A Hungarian film from 1989, “My 20th Century” follows two twin sisters coming of age at the turn of the 20th century who are separated and experience very different lives, Szczepaniak-Gillece said.

“It’s really a film that’s a love letter to cinema, how cinema has ended up inflecting all of our experiences in the 20th century … and thinking about what that’s meant for culture and what that’s meant for our shared dreams and our shared imagination,” she said.

Until recently, the film wasn’t available in the United States, Szczepaniak-Gillece said.

“It is an absolutely beautiful, magical film,” she said. “It’s a really great example of an older film that is having new life.”

‘Moolaade’

Sengalese director Ousmane Sembene’s final film made in 2004, Szczepaniak-Gillece said this “deeply moving” film is set in a village in Burkina Faso and deals with the repercussions of patriarchy when tensions erupt as young girls in the village are given “magical protection” against mutilation.
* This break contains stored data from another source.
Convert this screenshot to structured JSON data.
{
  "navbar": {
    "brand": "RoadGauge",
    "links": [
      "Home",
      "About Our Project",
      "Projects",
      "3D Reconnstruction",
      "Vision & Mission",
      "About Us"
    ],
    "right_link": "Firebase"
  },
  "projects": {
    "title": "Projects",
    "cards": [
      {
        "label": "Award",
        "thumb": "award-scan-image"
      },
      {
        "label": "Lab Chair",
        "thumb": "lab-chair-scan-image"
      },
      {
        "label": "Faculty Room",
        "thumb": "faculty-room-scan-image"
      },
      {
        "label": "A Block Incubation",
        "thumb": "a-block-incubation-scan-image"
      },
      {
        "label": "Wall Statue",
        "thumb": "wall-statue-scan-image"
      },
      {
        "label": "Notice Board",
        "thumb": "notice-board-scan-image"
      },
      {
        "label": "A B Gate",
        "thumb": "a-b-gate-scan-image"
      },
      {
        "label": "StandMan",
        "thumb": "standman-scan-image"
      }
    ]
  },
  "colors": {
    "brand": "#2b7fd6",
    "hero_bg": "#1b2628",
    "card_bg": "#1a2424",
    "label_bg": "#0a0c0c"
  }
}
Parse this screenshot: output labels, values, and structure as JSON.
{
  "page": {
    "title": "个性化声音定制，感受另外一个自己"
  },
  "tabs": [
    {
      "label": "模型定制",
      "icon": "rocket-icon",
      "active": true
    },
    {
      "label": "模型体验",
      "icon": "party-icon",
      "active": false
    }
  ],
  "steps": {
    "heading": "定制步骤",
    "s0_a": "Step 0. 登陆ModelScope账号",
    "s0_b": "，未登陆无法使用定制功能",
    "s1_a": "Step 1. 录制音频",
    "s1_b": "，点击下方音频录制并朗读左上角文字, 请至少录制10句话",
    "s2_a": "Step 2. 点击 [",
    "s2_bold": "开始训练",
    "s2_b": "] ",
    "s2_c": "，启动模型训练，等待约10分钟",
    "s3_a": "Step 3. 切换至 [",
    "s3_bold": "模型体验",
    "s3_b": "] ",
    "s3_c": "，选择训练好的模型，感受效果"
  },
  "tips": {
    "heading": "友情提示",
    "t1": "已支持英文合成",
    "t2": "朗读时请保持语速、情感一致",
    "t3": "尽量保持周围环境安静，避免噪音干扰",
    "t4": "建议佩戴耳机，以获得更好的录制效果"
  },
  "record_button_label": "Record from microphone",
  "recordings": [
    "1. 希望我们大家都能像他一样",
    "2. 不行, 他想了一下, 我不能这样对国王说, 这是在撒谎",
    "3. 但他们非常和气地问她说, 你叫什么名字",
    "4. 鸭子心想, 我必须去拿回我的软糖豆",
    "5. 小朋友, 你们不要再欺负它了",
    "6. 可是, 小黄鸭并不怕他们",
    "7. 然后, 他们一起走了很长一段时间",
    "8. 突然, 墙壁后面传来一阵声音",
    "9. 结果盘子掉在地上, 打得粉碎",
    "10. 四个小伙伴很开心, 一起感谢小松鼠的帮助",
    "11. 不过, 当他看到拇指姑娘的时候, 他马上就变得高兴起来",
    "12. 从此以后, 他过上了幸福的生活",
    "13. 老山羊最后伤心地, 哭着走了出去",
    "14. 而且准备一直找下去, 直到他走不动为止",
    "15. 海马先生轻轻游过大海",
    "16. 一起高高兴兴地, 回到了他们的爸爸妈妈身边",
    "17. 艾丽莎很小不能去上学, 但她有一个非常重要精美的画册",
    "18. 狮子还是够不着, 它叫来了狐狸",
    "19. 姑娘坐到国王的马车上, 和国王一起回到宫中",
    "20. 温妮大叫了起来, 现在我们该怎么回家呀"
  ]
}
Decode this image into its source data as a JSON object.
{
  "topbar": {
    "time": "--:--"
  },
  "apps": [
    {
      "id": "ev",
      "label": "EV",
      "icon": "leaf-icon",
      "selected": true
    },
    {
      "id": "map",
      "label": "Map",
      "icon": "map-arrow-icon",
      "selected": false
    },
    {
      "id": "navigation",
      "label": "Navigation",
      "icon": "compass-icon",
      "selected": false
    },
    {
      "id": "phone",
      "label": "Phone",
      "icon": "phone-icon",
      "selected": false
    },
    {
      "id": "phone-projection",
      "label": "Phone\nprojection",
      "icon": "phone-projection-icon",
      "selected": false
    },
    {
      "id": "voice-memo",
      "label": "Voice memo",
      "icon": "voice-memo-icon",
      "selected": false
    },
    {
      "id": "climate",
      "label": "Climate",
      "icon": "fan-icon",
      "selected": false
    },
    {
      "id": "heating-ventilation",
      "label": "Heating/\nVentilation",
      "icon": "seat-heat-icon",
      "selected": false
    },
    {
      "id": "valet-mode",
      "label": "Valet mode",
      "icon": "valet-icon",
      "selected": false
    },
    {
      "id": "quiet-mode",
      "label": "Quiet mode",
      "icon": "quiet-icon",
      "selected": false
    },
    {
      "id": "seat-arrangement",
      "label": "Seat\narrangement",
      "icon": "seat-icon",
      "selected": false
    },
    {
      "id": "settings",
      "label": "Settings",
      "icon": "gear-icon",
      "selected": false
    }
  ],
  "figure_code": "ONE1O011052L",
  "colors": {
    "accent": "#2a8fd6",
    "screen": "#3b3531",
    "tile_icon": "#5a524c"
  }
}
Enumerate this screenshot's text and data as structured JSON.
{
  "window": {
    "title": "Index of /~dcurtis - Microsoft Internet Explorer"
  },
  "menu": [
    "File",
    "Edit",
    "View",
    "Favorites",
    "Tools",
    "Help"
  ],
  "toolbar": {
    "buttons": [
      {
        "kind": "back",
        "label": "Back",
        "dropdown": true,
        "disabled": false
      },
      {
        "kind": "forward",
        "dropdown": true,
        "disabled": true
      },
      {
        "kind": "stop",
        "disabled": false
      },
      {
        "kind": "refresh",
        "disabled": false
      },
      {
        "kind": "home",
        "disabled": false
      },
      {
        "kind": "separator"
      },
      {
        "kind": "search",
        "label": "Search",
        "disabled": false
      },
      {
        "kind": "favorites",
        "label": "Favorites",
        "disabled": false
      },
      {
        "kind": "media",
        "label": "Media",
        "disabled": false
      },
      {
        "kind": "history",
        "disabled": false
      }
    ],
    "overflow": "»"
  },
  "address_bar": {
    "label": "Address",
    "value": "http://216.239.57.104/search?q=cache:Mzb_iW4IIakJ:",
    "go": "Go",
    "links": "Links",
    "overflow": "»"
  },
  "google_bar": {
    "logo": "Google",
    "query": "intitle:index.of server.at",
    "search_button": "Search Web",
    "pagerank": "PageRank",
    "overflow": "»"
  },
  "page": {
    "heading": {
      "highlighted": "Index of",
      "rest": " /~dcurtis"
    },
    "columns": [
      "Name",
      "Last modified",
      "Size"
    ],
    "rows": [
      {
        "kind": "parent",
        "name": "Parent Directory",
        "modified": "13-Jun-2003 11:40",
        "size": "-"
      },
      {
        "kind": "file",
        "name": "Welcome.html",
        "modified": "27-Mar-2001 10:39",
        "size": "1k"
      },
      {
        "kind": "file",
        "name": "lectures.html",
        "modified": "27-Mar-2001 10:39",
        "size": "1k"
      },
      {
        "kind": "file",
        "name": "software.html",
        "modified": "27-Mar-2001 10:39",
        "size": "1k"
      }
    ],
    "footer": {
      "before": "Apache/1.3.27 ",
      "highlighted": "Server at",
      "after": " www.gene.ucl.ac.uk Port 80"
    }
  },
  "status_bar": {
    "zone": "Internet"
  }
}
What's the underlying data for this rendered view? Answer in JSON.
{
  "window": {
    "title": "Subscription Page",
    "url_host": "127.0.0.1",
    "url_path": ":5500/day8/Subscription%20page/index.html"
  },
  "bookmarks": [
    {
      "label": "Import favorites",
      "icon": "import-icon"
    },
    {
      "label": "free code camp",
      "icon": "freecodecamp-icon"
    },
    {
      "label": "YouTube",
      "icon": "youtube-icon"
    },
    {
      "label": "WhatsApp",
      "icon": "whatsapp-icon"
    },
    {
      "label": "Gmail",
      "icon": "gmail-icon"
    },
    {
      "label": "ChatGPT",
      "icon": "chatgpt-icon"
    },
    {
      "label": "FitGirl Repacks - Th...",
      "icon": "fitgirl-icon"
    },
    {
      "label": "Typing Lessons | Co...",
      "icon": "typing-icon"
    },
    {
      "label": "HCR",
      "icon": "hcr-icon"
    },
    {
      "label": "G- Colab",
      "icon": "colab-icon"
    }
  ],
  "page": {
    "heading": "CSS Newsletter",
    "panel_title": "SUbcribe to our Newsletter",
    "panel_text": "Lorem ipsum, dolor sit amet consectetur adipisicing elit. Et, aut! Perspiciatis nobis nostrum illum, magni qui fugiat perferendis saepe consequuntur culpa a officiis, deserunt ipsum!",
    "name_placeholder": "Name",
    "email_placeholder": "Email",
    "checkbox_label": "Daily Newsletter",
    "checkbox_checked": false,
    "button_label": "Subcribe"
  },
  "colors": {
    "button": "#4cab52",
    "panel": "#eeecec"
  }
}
“Despite its difficult subject matter, this film is neither staid nor somber,” she said. “It’s a close examination of the forces that shape all of us and, ultimately, a celebration of how film can work as a political tool.”

‘Morvern Callar’

After her boyfriend commits suicide, a young Scottish woman concocts a series of lies about his absence and goes on an emotional journey with her best friend after selling his novel under her own name. Made in 2002, this film represents “post-millennial tension in cinematic feminist form,” Szczepaniak-Gillece said.

“(Director Lynne Ramsay) is now known for her deconstructed action thrillers, her quieter drama interrogates the local effects of punishing global capital flows on a disaffected young woman with a grim future,” she said.